I know....this is often a hotly debated issue on our unit, with people taking both sides. Personally, I look at Spo2 stability, HR, mean arterial pressures and facial expressions, such as brow furrowing, squinting, and nasolabial furrowing. Alterations in these have been found to indicate pain, whether or not accompanied by physical agitation. Often these little guys are so weak, they couldn't fight/move if they wanted to. I'll let them move a little, to keep their 3rd spacing down, But they will get sedated at least q4 unless on a fentanyl drip. We use a pain scale, and are trying to implement standard orders for fentanyl drips on all vent babies. I know that I'd want LOTS of drugs if I was ever intubated, and underwent all the procedures they do. There is also some research out there that points toward a decrease in IVH, due to a more stable BP [less fighting/agitation, stress hormone release] Often day shift hasn't medicated them in hours, because they didn't "seem" to be in pain, but I'd rather give it and play safe. Sometimes it takes all night to "catch up" on analgesia, but when their levels are high enough, they will usually be much more stable, o2 requirements will go down [100% to 35% after drugs in one of my babies cases] There are certain instances in which I'll hold it, such as uncontrollable low BP, planned extubation

very large teaching hospital, so we're at the whim of interns, residents, NNP's, fellows and attendings.....and one of our attendings is adamantly against sedation...even for the high frequency kiddos. It makes me crazy sometimes! We do use fentanly and versed drips as needed, and if one of my kids would benefit from some sedation, in my opinion....I'm the first to go toe to toe with the docs.....I've even been known to page the Resident, get the to agree to sedation and be sure and have it piggy-backed before the attending comes in the next day....then we have the opportunity for a little "history" in terms of lowered Fi02 requirements, etc. Thanks for sharing the information.

Jamie

We have a policy that every baby on the vent needs to be on some type of narcotic for pain relief. Either a morphine or fentanyl drip, or bolus morphine around the clock. Unless we plan on extubating in less than four hours, we have to give something for pain. We start with "half doses" and go from there, as much as the baby needs. Even babies on drips, we'll give them bolus fentanyl when we handle them if they're prone to desaturation during stimulation. Not medicating them just to see if they have pain doesn't make sense. You don't want them to ever have pain. Our goal is to have their hourly pain scores at 0, even during handling. If we handle a baby once and they go nuts, we make sure that the next time, we premedicate so it doesn't happen again.

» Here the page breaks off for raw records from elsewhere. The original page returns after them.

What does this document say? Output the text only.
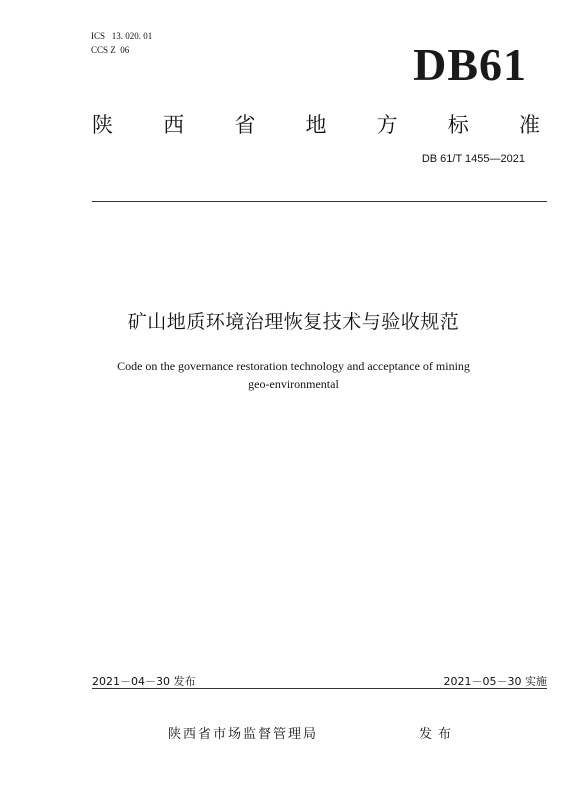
ICS   13. 020. 01
CCS Z  06	DB61
陕 西 省 地 方 标 准
DB 61/T 1455—2021
矿山地质环境治理恢复技术与验收规范
Code on the governance restoration technology and acceptance of mining
geo-environmental
2021－04－30 发布	2021－05－30 实施
陕西省市场监督管理局	发布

We're real sticklers for pain control, as one of our nurse practitioners developed a pain tool that is now used nationwide.

Okay, I'm a student that is hoping to go into NICU in about 6 months when I graduate. I haven't been able to buy any books yet about it, so I'm still very uneducated about the specifics. Can I ask why you would use a narcotic for babies on vents? Is it painful or just irritating?

I only spent one day in NICU observing so I really haven't had much experience whatsoever. I spend a lot of time in this forum just trying to soak up as much information as I can lol!

Specializes in NICU.
Okay, I'm a student that is hoping to go into NICU in about 6 months when I graduate. I haven't been able to buy any books yet about it, so I'm still very uneducated about the specifics. Can I ask why you would use a narcotic for babies on vents? Is it painful or just irritating?

Being on a ventilator is uncomfortable for anyone, even babies. I've never been awake and intubated myself, but I can't imagine it's comfortable at all. You can't move any which way you want because of the tube, and it's pretty large in proportion to your throat. So yeah, probably irritating and a little painful too. There is also suctioning, where you pass a suction catheter down the tube and suck the secretions out of the lungs. That is VERY irritating. There is also the issue of sedation - it's natural to want to pull that tube out - it's like a basic reflex, I think. So if you sedate the patient, adult or baby, they're less likely to be trying to pul the tube out.